Flying Training: Day 01

October 23, 2015

Every new UAV team needs people to be trained to manually fly the UAV drone. The UAV is supposed to be autonomous. However that does not mean it doesn't need someone who knows how to drive it. One example is in emergency situtations. So team members Alexander Li, Austin Stratton, and Duncan Klug volunteered to go first. They were to meet with members of the Mechatronics, Embedded Systems and Automation Laboratory (MESA Lab) at the Castle Air Base. After meeting with Tiebiao and other members of the MESA lab, the three began their training.

 

 

 

 

 

 

 

 

 

 

 

 

 

The first day of training focused more on showing important aspects of the UAV such as: calibrating the UAV's autonomous flight, and basic manual control. The UAV has many components--both hardware and software--that the driver needs to be familiar with. A few examples of hardware that make up the UAV are the autopilot system, electronic speed control, and GPS. Even parts like the batteries require the driver to know the safety procedures.
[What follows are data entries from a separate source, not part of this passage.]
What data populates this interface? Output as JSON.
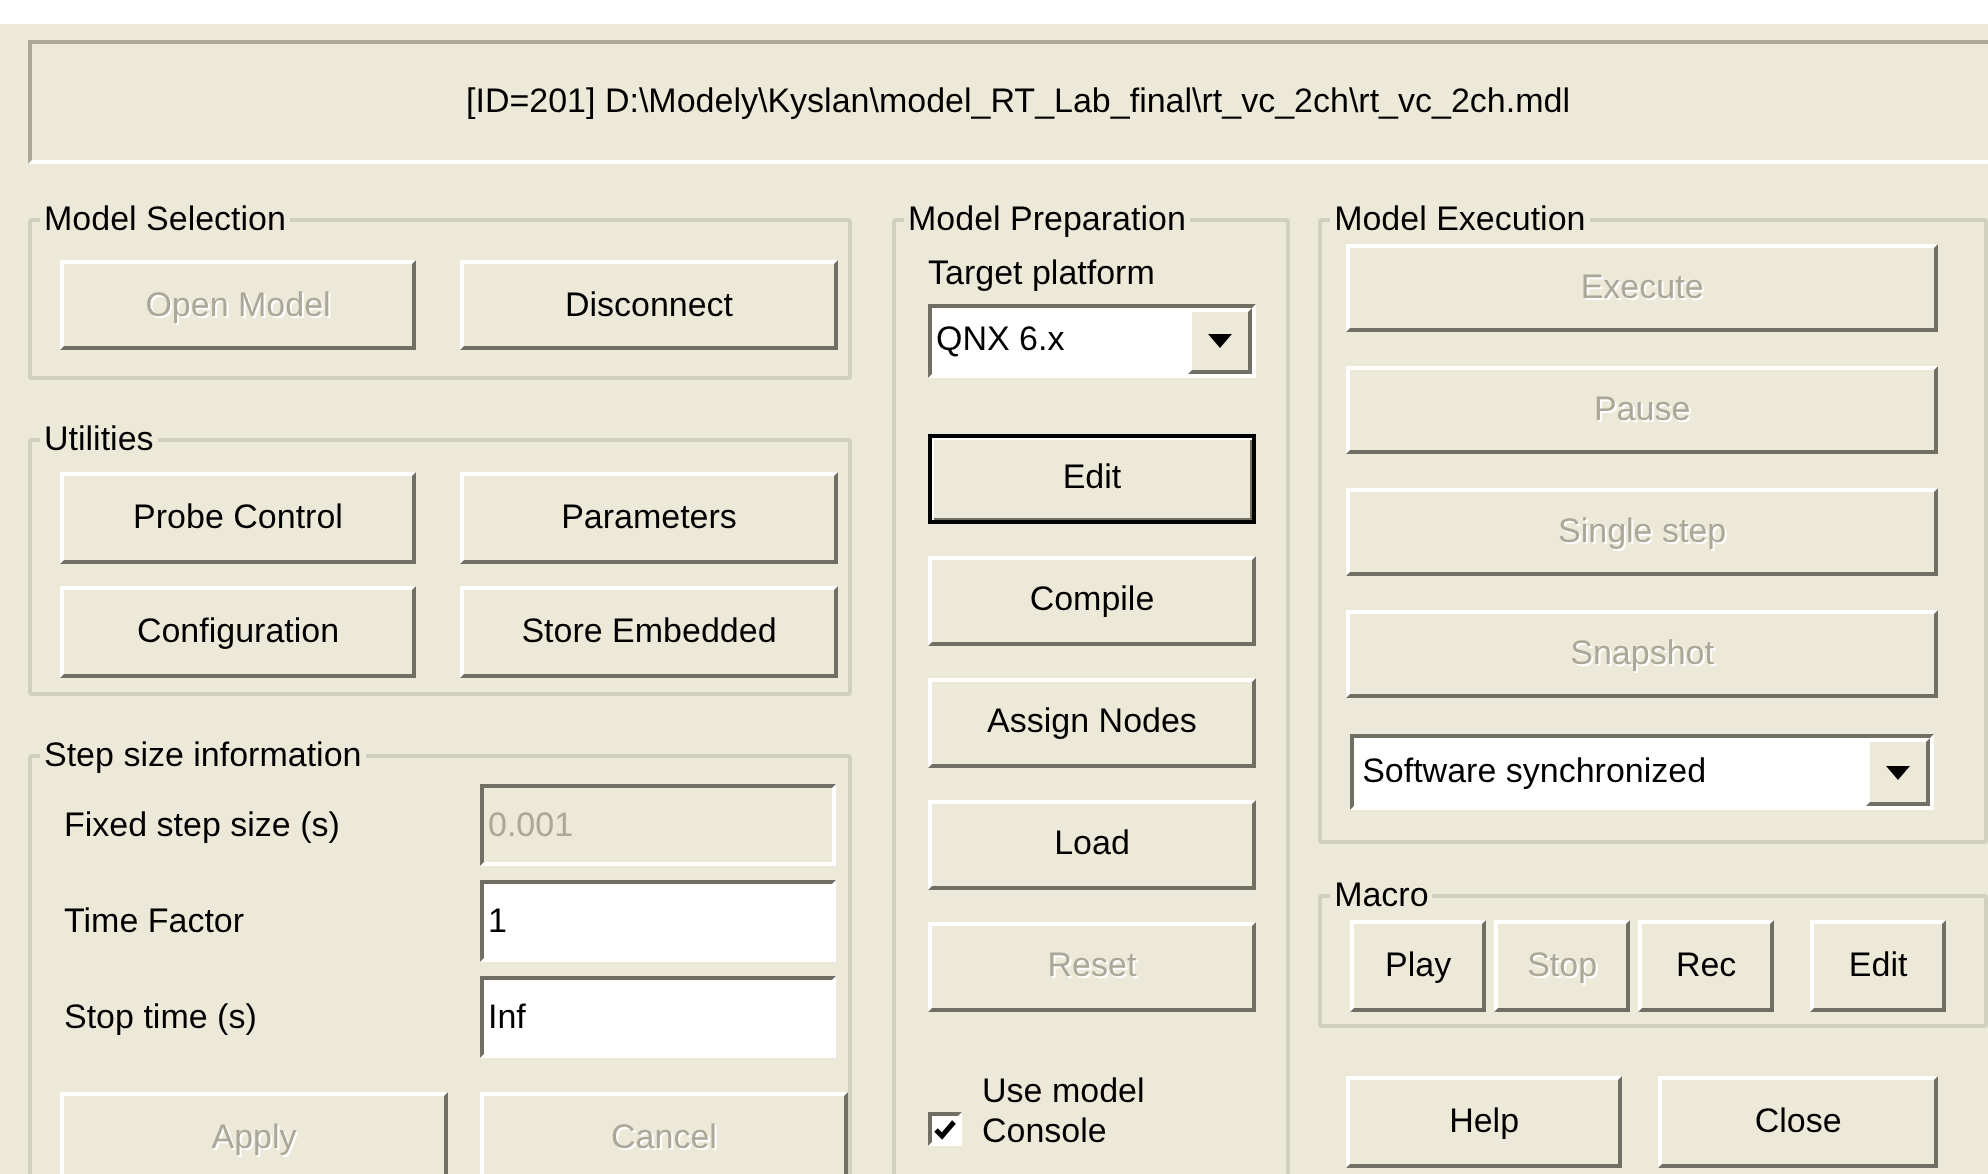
{
  "path_bar": {
    "text": "[ID=201]  D:\\Modely\\Kyslan\\model_RT_Lab_final\\rt_vc_2ch\\rt_vc_2ch.mdl"
  },
  "model_selection": {
    "title": "Model Selection",
    "buttons": [
      {
        "label": "Open Model",
        "disabled": true
      },
      {
        "label": "Disconnect",
        "disabled": false
      }
    ]
  },
  "utilities": {
    "title": "Utilities",
    "buttons": [
      {
        "label": "Probe Control",
        "disabled": false
      },
      {
        "label": "Parameters",
        "disabled": false
      },
      {
        "label": "Configuration",
        "disabled": false
      },
      {
        "label": "Store Embedded",
        "disabled": false
      }
    ]
  },
  "step_size": {
    "title": "Step size information",
    "fields": [
      {
        "label": "Fixed step size (s)",
        "value": "0.001",
        "disabled": true
      },
      {
        "label": "Time Factor",
        "value": "1",
        "disabled": false
      },
      {
        "label": "Stop time (s)",
        "value": "Inf",
        "disabled": false
      }
    ],
    "buttons": [
      {
        "label": "Apply",
        "disabled": true
      },
      {
        "label": "Cancel",
        "disabled": true
      }
    ]
  },
  "model_preparation": {
    "title": "Model Preparation",
    "platform_label": "Target platform",
    "platform": "QNX 6.x",
    "buttons": [
      {
        "label": "Edit",
        "disabled": false,
        "default": true
      },
      {
        "label": "Compile",
        "disabled": false,
        "default": false
      },
      {
        "label": "Assign Nodes",
        "disabled": false,
        "default": false
      },
      {
        "label": "Load",
        "disabled": false,
        "default": false
      },
      {
        "label": "Reset",
        "disabled": true,
        "default": false
      }
    ],
    "use_console": {
      "label": "Use model Console",
      "checked": true
    }
  },
  "model_execution": {
    "title": "Model Execution",
    "buttons": [
      {
        "label": "Execute",
        "disabled": true
      },
      {
        "label": "Pause",
        "disabled": true
      },
      {
        "label": "Single step",
        "disabled": true
      },
      {
        "label": "Snapshot",
        "disabled": true
      }
    ],
    "sync_mode": "Software synchronized"
  },
  "macro": {
    "title": "Macro",
    "buttons": [
      {
        "label": "Play",
        "disabled": false
      },
      {
        "label": "Stop",
        "disabled": true
      },
      {
        "label": "Rec",
        "disabled": false
      },
      {
        "label": "Edit",
        "disabled": false
      }
    ]
  },
  "dialog_buttons": [
    {
      "label": "Help",
      "disabled": false
    },
    {
      "label": "Close",
      "disabled": false
    }
  ]
}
The team had to watch a small presentation about the LiPo batteries the UAV used and the proper charging procedures. Learning to use the software that drives the UAV was another crucial part of the training. The UAV uses a software called Mission Planner. So the drivers were shown how to calibrate the UAV with Mission Planner. First they were shown how to load the firmware into the drone and then calibrate the drone to fly under certain parameters. The team was then shown an initial test flight using mission planner and learning the basic operation of the UAV and its basic flight modes.

So the initial training required a lot more absorbing information rather than hands-on learning, and for good reason. There is a lot of important information the driver must know before going straight into flying the UAV drone by him or herself. The next days will have more hands-on training involved with experienced users ready to fly.